Health officials in the Pacific are concerned about two new strains of tuberculosis - multi drug-resistant tuberculosis (MDR-TB) and extensively drug-resistant tuberculosis (XDR-TB) - both strains have been found to be resistant to the two most powerful drugs that have been used to treat tuberculosis (TB) for the past five decades.
According to Dr. Janet O'Connor, the head of the Secretariat of the Pacific Community's Tuberculosis Section, in many poor countries TB is not properly treated and the Pacific area is extremely vulnerable to TB for cultural reasons and also because of limited resources.
The Secretariat of the Pacific Community (SPC) is an international organisation which provides technical assistance, policy advice, training and research services to 22 Pacific Island countries and territories in areas such as health, human development, agriculture, forestry and fisheries.
The services of the SPC are critical to the eight million people of the Pacific, whose remote locations and scant resources continue to present many challenges due to increasing populations, decreasing food security and the effects of climate change and the recession.

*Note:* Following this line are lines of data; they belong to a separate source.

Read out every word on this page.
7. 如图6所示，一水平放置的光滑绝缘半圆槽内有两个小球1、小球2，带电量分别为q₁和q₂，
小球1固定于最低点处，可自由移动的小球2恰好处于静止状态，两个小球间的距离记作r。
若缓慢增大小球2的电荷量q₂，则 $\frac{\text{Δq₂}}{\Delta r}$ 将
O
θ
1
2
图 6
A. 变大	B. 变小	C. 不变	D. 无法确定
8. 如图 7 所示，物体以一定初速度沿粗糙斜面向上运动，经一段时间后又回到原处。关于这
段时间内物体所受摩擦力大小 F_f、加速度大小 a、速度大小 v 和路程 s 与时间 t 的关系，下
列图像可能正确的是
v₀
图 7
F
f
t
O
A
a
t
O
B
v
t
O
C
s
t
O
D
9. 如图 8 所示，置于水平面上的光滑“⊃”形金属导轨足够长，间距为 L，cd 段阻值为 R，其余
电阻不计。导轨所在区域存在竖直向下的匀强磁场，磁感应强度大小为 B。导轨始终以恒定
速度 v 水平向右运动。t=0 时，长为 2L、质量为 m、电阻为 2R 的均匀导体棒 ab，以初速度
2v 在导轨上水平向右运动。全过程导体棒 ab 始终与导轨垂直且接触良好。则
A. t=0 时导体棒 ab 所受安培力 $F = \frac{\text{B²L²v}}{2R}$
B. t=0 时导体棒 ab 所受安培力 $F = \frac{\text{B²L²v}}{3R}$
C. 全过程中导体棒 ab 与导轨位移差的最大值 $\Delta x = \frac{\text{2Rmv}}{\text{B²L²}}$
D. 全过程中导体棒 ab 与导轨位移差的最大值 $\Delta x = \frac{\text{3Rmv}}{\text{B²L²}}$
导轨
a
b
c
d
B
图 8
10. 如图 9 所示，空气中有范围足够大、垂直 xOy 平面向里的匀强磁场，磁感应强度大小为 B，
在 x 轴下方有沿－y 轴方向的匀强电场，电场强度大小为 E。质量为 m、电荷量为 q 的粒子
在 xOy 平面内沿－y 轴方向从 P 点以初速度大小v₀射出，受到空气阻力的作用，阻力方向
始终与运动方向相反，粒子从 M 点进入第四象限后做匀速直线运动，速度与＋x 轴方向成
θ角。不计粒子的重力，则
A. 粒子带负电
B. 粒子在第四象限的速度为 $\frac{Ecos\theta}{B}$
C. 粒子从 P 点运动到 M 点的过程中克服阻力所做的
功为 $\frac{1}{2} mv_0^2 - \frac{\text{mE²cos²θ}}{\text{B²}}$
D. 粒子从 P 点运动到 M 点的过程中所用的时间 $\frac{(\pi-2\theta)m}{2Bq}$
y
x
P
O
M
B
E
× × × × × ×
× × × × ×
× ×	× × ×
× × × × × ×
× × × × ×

The SPC is the largest developmental organisation in the Pacific with around 350 staff and offices in Noumea, New Caledonia, Suva, Fiji Islands, and Pohnpei, Federated States of Micronesia and Dr. O'Connor says many are very close-knit communities, with poor health services, poor housing and overcrowding, where infectious diseases are transmitted very quickly.
According to new SPC data about 1,500 people have been infected with active tuberculosis in the Pacific region each year for the past three years even though the bacterial infection which usually affects the lungs is curable. There is concern that the new data indicates many cases in the region involve a drug-resistant strain.
Micronesia has the highest TB rate with 140 people per 100,000 infected but Melanesian countries have an average of 37 cases per 100,000, while Polynesian countries have 19.